Economia
04/02/2012 - Dossier/ La diffidenza degli investitori
Così la giungla-Italia fa paura alle imprese
3,7% i posti di lavoro offerti in Italia da aziende straniere.
In Francia la quota è al 14%, in Germania al 9
Burocrazia impossibile, leggi che cambiano da un anno all’altro, giustizia civile dai tempi biblici, tasse alle stelle
Puntereste denaro su un Paese così?
MARCO ALFIERI
L’ articolo 18 scoraggia gli investimenti stranieri in Italia», dice il premier Mario Monti, allargando il fronte polemico dopo l’uscita sulla monotonia del posto fisso. Se è opinabile il grado di responsabilità dell’art.18 nello scoraggiare investimenti dall’estero (le imprese a capitale straniero spendono 5 volte in ricerca e sviluppo la media delle nostre aziende), è un fatto che l’Italia, da 20 anni, è fanalino di coda tra i paesi industrializzati nella capacità di attrarre Ide, gli investimenti diretti esteri.
Secondo l’ultimo rapporto dell’Unctad, Roma non rientra nella top 20 dei paesi più interessanti per i progetti di espansione di una multinazionale tipo. In classifica ci sono ovviamente i paese Brics ma anche la vecchia guardia al completo: Usa, Inghilterra, Francia e Germania. E il Belpaese? Fuori dai radar che contano. Dopo la crisi ancora di più (gli americani di Alcoa tra poco lasceranno la Sardegna), basti dire che gli Ide nel triennio 2008-2010 sono scesi a 18 miliardi, appena l’1,6% della torta che affluisce in Ue. Contro i 90 miliardi in Germania, 132 in Francia, 112 in Spagna, 208 nel Regno Unito e 228 in Belgio. Vero è che «le imprese a capitale estero in Italia danno lavoro a 1,3 milioni di addetti, generando un fatturato di oltre 500 miliardi di euro», come scrive il presidente dell’Eni, Giuseppe Recchi. Ma se rapportiamo il volume degli investimenti fissi, quelli esteri valgono la miseria dell’1,7% del totale italiano contro una media Ue dell’11,3 per cento. Lo stesso vale per l’occupazione: in Francia 14 lavoratori su 100 lavorano in aziende a controllo straniero, in Svizzera e Germania la percentuale scende a 9,2, in Italia crolla al 3,7.
Numeri e cifre che infrangono un luogo comune radicato: non è detto che i capitali internazionali cerchino solo i bassi costi di produzione e le poche regole. «Nell'ultimo triennio - calcola l’economista Alessandro Penati - l’Europa ha attratto 1.138 miliardi di Ide contro i 686 degli Usa e i 1.039 dell’intera Asia.

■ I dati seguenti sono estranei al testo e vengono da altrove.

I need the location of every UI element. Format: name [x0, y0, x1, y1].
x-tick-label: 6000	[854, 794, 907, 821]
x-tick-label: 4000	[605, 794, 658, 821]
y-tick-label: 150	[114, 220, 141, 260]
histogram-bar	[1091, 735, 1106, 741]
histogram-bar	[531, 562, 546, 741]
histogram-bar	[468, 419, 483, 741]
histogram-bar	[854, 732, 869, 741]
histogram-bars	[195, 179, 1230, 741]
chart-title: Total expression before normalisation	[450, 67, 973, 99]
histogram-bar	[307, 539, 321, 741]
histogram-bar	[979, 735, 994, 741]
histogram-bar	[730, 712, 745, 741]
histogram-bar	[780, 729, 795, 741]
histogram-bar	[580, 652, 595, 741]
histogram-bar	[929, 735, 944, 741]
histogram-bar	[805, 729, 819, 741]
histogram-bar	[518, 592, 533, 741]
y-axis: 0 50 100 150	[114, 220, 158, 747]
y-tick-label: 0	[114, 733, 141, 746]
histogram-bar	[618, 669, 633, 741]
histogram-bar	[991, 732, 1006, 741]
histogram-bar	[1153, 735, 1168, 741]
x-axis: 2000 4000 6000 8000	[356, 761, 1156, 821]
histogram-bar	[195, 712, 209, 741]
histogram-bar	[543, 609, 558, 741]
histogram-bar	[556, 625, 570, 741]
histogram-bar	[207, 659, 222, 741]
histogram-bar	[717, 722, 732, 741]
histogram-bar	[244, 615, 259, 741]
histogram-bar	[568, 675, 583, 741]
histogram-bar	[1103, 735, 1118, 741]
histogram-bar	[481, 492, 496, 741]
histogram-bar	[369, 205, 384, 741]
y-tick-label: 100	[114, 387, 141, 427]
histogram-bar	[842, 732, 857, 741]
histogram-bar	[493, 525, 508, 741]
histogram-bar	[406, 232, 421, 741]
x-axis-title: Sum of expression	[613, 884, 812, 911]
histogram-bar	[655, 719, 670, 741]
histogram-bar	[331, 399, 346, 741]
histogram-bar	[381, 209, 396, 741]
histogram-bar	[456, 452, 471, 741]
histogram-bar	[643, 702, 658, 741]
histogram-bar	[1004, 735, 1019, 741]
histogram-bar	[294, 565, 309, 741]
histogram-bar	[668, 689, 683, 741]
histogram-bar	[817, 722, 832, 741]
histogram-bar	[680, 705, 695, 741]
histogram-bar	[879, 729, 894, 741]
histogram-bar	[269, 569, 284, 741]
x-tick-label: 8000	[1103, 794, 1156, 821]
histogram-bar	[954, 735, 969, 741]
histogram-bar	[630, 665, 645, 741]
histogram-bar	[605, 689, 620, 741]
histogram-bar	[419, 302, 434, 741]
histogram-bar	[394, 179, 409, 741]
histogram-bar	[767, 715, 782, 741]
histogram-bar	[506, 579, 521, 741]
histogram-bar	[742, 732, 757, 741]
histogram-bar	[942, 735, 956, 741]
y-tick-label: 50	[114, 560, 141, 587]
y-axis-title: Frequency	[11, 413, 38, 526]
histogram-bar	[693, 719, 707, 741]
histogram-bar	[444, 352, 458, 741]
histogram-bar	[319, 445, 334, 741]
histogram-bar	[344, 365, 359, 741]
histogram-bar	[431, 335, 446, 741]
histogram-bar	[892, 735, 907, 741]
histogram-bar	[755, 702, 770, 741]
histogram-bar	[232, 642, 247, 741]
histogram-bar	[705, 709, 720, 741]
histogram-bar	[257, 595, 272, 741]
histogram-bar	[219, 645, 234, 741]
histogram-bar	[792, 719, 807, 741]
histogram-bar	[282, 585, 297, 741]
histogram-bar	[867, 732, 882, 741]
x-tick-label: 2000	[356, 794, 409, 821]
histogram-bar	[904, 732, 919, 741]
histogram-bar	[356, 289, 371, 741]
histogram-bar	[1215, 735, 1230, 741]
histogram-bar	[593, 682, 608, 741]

Il capitale chiede anche competenze, opportunità, tecnologia, innovazione, trasparenza e regole certe».
Qualche mese fa, ad esempio, il colosso dei giocattoli Wham-O, che produce frisbee e Hula Hoop per i ragazzini di mezzo mondo, ha spostato metà delle sue fabbriche dalla Cina in California e Michigan. Caterpillar, per produrre la sua nuova escavatrice, non ha scelto i costi bassi dell’Asia ma una cittadina della Carolina del Nord, che ha messo sul tavolo un pacchetto di incentivi da 14 milioni di dollari. Ford e Ncr sono appena rientrati a produrre negli States. Negli Usa la chiamano «insourcing». La ragione è che in Cina con l’inflazione sta aumentando tutto: i prezzi alla produzione, gli alimentari, la terra e il costo del lavoro (+20% l’anno), ben oltre una produttività frenata dai pochi investimenti in tecnologia e formazione.
Uno scenario che in teoria rimette i paesi occidentali nelle condizioni di poter giocare le nuove guerre di mercato. A patto di rendere attrattivo il proprio sistema paese e, insieme, internazionalizzarsi nel mondo con le proprie imprese.

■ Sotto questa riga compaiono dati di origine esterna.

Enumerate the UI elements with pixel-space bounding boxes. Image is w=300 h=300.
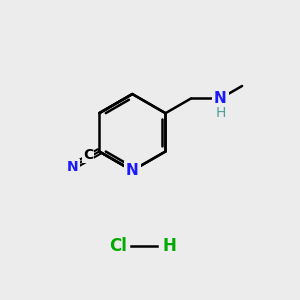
Text: Cl: Cl	[109, 237, 127, 255]
Text: N: N	[214, 91, 227, 106]
Text: N: N	[126, 163, 139, 178]
Text: H: H	[162, 237, 176, 255]
Text: N: N	[67, 160, 78, 174]
Text: H: H	[216, 106, 226, 120]
Text: C: C	[83, 148, 93, 162]
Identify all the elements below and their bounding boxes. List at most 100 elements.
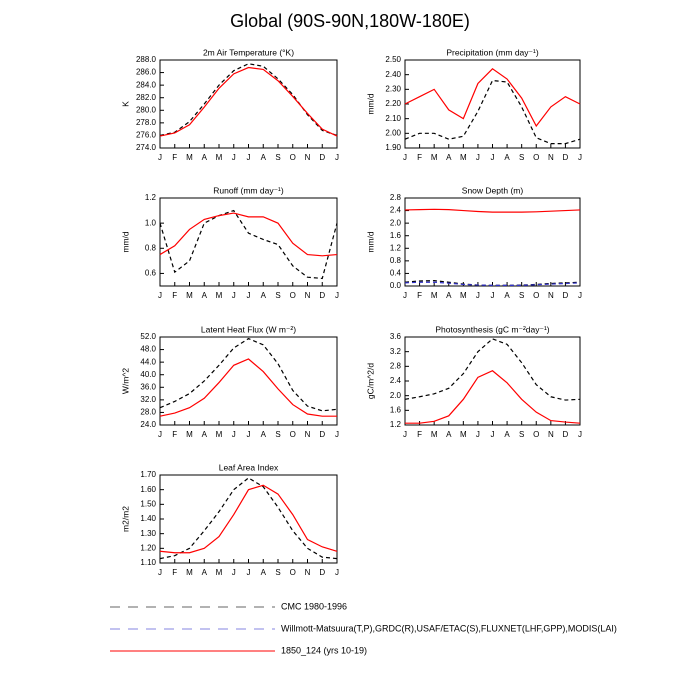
x-tick-label: A — [504, 153, 510, 162]
y-tick-label: 2.8 — [390, 193, 402, 202]
y-tick-label: 48.0 — [140, 345, 156, 354]
series-line — [405, 370, 581, 424]
x-tick-label: O — [533, 291, 539, 300]
x-tick-label: F — [417, 153, 422, 162]
figure-title: Global (90S-90N,180W-180E) — [230, 11, 470, 31]
x-tick-label: D — [319, 430, 325, 439]
x-tick-label: M — [216, 291, 223, 300]
panel-title: Leaf Area Index — [219, 462, 279, 472]
y-tick-label: 282.0 — [136, 93, 157, 102]
x-tick-label: J — [232, 291, 236, 300]
x-tick-label: J — [335, 430, 339, 439]
x-tick-label: J — [247, 153, 251, 162]
y-tick-label: 0.8 — [145, 243, 157, 252]
x-tick-label: J — [403, 153, 407, 162]
plot-frame — [159, 59, 338, 149]
x-tick-label: A — [202, 430, 208, 439]
series-line — [159, 477, 338, 560]
legend-label: Willmott-Matsuura(T,P),GRDC(R),USAF/ETAC… — [281, 623, 617, 633]
y-tick-label: 276.0 — [136, 131, 157, 140]
legend-label: 1850_124 (yrs 10-19) — [281, 645, 367, 655]
y-axis-label: mm/d — [365, 231, 375, 253]
y-tick-label: 284.0 — [136, 80, 157, 89]
y-tick-label: 2.0 — [390, 391, 402, 400]
y-axis-label: m2/m2 — [120, 506, 130, 532]
x-tick-label: A — [261, 153, 267, 162]
x-tick-label: J — [578, 430, 582, 439]
y-tick-label: 1.6 — [390, 231, 402, 240]
x-tick-label: J — [247, 291, 251, 300]
y-axis-label: W/m^2 — [120, 368, 130, 394]
x-tick-label: D — [319, 153, 325, 162]
y-axis-label: mm/d — [120, 231, 130, 253]
x-tick-label: S — [275, 153, 280, 162]
x-tick-label: D — [319, 568, 325, 577]
y-tick-label: 2.20 — [385, 99, 401, 108]
y-tick-label: 36.0 — [140, 382, 156, 391]
x-tick-label: M — [431, 153, 438, 162]
x-tick-label: M — [216, 430, 223, 439]
y-tick-label: 1.30 — [140, 529, 156, 538]
y-tick-label: 0.6 — [145, 269, 157, 278]
x-tick-label: A — [202, 568, 208, 577]
series-line — [404, 208, 581, 213]
x-tick-label: J — [247, 568, 251, 577]
x-tick-label: F — [417, 430, 422, 439]
y-tick-label: 1.6 — [390, 405, 402, 414]
x-tick-label: O — [533, 153, 539, 162]
y-tick-label: 0.0 — [390, 281, 402, 290]
y-tick-label: 1.0 — [145, 218, 157, 227]
panel-title: 2m Air Temperature (°K) — [203, 47, 294, 57]
x-tick-label: M — [460, 430, 467, 439]
x-tick-label: O — [290, 568, 296, 577]
x-tick-label: J — [335, 153, 339, 162]
y-tick-label: 0.8 — [390, 256, 402, 265]
x-tick-label: J — [335, 291, 339, 300]
y-tick-label: 274.0 — [136, 143, 157, 152]
x-tick-label: S — [275, 568, 280, 577]
x-tick-label: A — [261, 568, 267, 577]
series-line — [159, 358, 337, 417]
x-tick-label: M — [431, 430, 438, 439]
x-tick-label: A — [446, 430, 452, 439]
plot-frame — [159, 197, 338, 287]
x-tick-label: J — [578, 291, 582, 300]
x-tick-label: D — [563, 291, 569, 300]
x-tick-label: J — [403, 291, 407, 300]
y-tick-label: 286.0 — [136, 68, 157, 77]
series-line — [159, 66, 338, 137]
x-tick-label: J — [491, 291, 495, 300]
x-tick-label: M — [216, 568, 223, 577]
x-tick-label: D — [563, 430, 569, 439]
y-tick-label: 24.0 — [140, 420, 156, 429]
x-tick-label: F — [417, 291, 422, 300]
y-tick-label: 1.2 — [390, 420, 402, 429]
y-tick-label: 1.2 — [145, 193, 157, 202]
x-tick-label: J — [158, 430, 162, 439]
x-tick-label: N — [548, 153, 554, 162]
x-tick-label: J — [232, 430, 236, 439]
x-tick-label: M — [186, 291, 193, 300]
series-line — [159, 209, 338, 280]
x-tick-label: M — [186, 568, 193, 577]
y-tick-label: 2.40 — [385, 70, 401, 79]
x-tick-label: J — [578, 153, 582, 162]
x-tick-label: F — [172, 430, 177, 439]
x-tick-label: A — [446, 153, 452, 162]
x-tick-label: J — [491, 430, 495, 439]
y-tick-label: 278.0 — [136, 118, 157, 127]
x-tick-label: N — [305, 568, 311, 577]
y-tick-label: 32.0 — [140, 395, 156, 404]
y-tick-label: 0.4 — [390, 269, 402, 278]
x-tick-label: N — [548, 291, 554, 300]
y-tick-label: 52.0 — [140, 332, 156, 341]
x-tick-label: O — [533, 430, 539, 439]
x-tick-label: S — [275, 291, 280, 300]
series-line — [159, 484, 338, 554]
x-tick-label: J — [403, 430, 407, 439]
x-tick-label: A — [261, 291, 267, 300]
series-line — [404, 338, 581, 401]
y-tick-label: 2.4 — [390, 206, 402, 215]
y-tick-label: 1.90 — [385, 143, 401, 152]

Invece anche in questo indicatore l’Italia è in ritardo: i nostri Ide in uscita valgono appena il 5% di quelli Ue. Per Marco Mutinelli e Sergio Mariotti, autori di Italia Multinazionale, «il nostro grado di internazionalizzazione è più basso rispetto a quello dei partner europei». Investimenti in entrata e uscita si tengono: nel mercato globale si è insieme «prede» e «cacciatori» o non si è nulla. Anche per questo le nostre poche multinazionali tascabili sono vulnerabili allo shopping straniero. «Non riusciamo ad attirare capitali perché non offriamo opportunità di investimento adeguate», continua Penati. L’Italia è «un’economia sempre più insulare, dove solo gli italiani hanno convenienza a investire».
Gli ostacoli da eliminare sono noti da tempo: alta pressione fiscale su imprese e lavoro, riforma della giustizia per dare certezza agli investimenti, mercato del lavoro flessibile, semplificazione burocratica, accesso ai capitali efficiente e meno salotti buoni intenti a blindare il nostro capitalismo. E’ il momento di rimuoverli. Per non condannarci ad un futuro da paese di puro consumo.